Реалии позднего НЭПа подтверждали бесперспективность программ как «левой» оппозиции, так и «правых», по крайней мере, в рамках избранного большевиками стратегического курса. Режим оказался между молотом и наковальней. Средств на осуществление индустриальной модернизации экономики взять было негде. Из большей части крестьянства нельзя было «выжать» больше того, что изымалось с помощью налогов и ценовой политики. В этом смысле мало что изменилось по сравнению с 1922 г., когда органы ГПУ констатировали: «Все то, что крестьяне «хотели» сделать, все то, что из них можно было выбить без применения крайних мер, все это уже взято, и теперь приходится брать у крестьян то, чего они не хотят и не могут дать... Выполнение 100% продналога угрожает крестьянам голодом и полнейшим разорением»[291]
. В свою очередь, городская промышленность с имевшимися на тот момент мощностями могла, по оценке ВСНХ (1927 г.), даже к 1930 г. предоставить крестьянину промтоваров в размерах всего 90% его довоенного потребления (считая даже водку). А отказ от индустриализации означал не только свертывание внешнеполитических амбиций России, но и неизбежное сохранение роли аграрно-сырьевого придатка развитых западных держав с перспективой растущей экономической и политической зависимости от них.Достаточно было толчка, чтобы шаткое равновесие ситуации было нарушено. Именно так произошло в 1927 г., когда внешнеполитическое положение СССР ухудшилось (были разорваны дипломатические отношения с Великобританией; советская политика в Китае испытала ряд оглушительных провалов). Массовые закупки встревоженным населением товаров первой необходимости сократили и без того ограниченный фонд товаров, предназначенных для обмена с деревней. В результате кампания хлебозаготовок была сорвана, и цены на сельскохозяйственную продукцию резко подскочили. В конце года начались перебои со снабжением городов продовольствием; у магазинов вырастали длинные очереди. Сократился и вывоз хлеба за рубеж, что лишало государство средств и техники для развития промышленности. По стране прокатывались забастовочные волны, особенно сильные и активные в Ленинграде.

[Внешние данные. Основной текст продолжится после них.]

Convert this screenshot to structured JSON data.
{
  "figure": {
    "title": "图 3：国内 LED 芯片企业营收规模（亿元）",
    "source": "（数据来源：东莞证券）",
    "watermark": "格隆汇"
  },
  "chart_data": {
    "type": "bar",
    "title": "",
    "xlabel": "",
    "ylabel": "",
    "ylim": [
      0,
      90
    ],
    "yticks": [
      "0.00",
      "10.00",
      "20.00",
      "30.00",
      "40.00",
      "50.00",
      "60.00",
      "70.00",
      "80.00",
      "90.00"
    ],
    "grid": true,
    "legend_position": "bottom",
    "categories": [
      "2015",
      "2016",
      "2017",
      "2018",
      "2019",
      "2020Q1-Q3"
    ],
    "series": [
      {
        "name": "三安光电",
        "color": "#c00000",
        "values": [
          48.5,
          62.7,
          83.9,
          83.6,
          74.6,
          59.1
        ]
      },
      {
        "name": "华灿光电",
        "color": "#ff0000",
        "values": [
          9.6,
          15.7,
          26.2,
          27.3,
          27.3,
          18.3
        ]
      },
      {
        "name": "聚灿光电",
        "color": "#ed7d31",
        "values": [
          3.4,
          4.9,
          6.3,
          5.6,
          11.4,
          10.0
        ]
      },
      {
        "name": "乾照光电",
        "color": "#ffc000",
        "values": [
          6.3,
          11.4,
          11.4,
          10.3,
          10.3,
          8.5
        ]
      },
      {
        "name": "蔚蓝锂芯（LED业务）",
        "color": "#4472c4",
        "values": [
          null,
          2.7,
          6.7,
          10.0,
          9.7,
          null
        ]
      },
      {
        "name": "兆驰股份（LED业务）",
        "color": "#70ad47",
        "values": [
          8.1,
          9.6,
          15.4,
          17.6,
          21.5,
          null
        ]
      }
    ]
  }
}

Повышать заготовительные цены было уже невозможно. Власти попытались решить проблему с помощью насильственного сбора недоимок с крестьян, но это лишь ухудшило ситуацию. При отсутствии должного количества городских товаров с крестьянами расплачивались квитанциями, которые вызывали мало доверия и напоминали о «военном коммунизме». Введение хлебных, а затем и других карточек не помогло наладить снабжение. К концу 1928 г. положение стало приближаться к катастрофическому. В очередях вспыхивали столкновения: люди высказывали открытое недовольство политикой правительства. Реквизиция продуктов в деревне вела к широкому и стремительному обнищанию бедняков и середняков, то есть крестьянской массы; в ряде сельских местностей также вспыхнул голод. Начались крестьянские восстания.
Не будучи в состоянии разрешить социальные и экономические противоречия нэповской России, Сталин и его сторонники решили разрубить этот гордиев узел раз и навсегда. Если уж грабить деревню, то кардинально, огосударствив сельское хозяйство и торговлю, уничтожив крестьянскую общину и вместе с ней - тенденции к самопроизводству на селе. В 1929 г. «правые» лидеры Бухарин, Рыков, Томский были смещены с ответственных постов. Развернулась «сплошная коллективизация» на селе: власти принудительно заставляли крестьян вступать в огосударствленные хозяйства - колхозы. Этот «великий перелом» считается фактической ликвидацией Новой экономической политики. На смену правящим термидорианским группировкам пришла диктатура партийной аппаратной бюрократии во главе со Сталиным.
Глава 3
«Великий перелом»,
или модернизация по-сталински
В середине 1920-х годов СССР оставался еще слаборазвитой аграрной либо аграрно-индустриальной страной. Более 80% населения жили в сельской местности; доля валовой продукции сельского хозяйства по отношению ко всей продукции народного хозяйства составляла около 2/3, а промышленности - лишь 1/3[292]
. Индустрия страны едва только начала превышать довоенный уровень. Оказавшись у власти в огромной стране, правящая партийно-хозяйственная номенклатура, по существу, очутилась в том же положении, в каком находился царский режим. Она не меньше его стремилась к имперской, державной политике, но материальная база для такого курса оставалась по-прежнему чрезвычайно узкой. Для этого понадобилась бы широкомасштабная модернизация страны, создание мощной современной тяжелой и военной промышленности. С этим власти связывали не только решение внутренних проблем, но и независимость и мощь государства, а значит, стабильность господства и привилегий правящего слоя.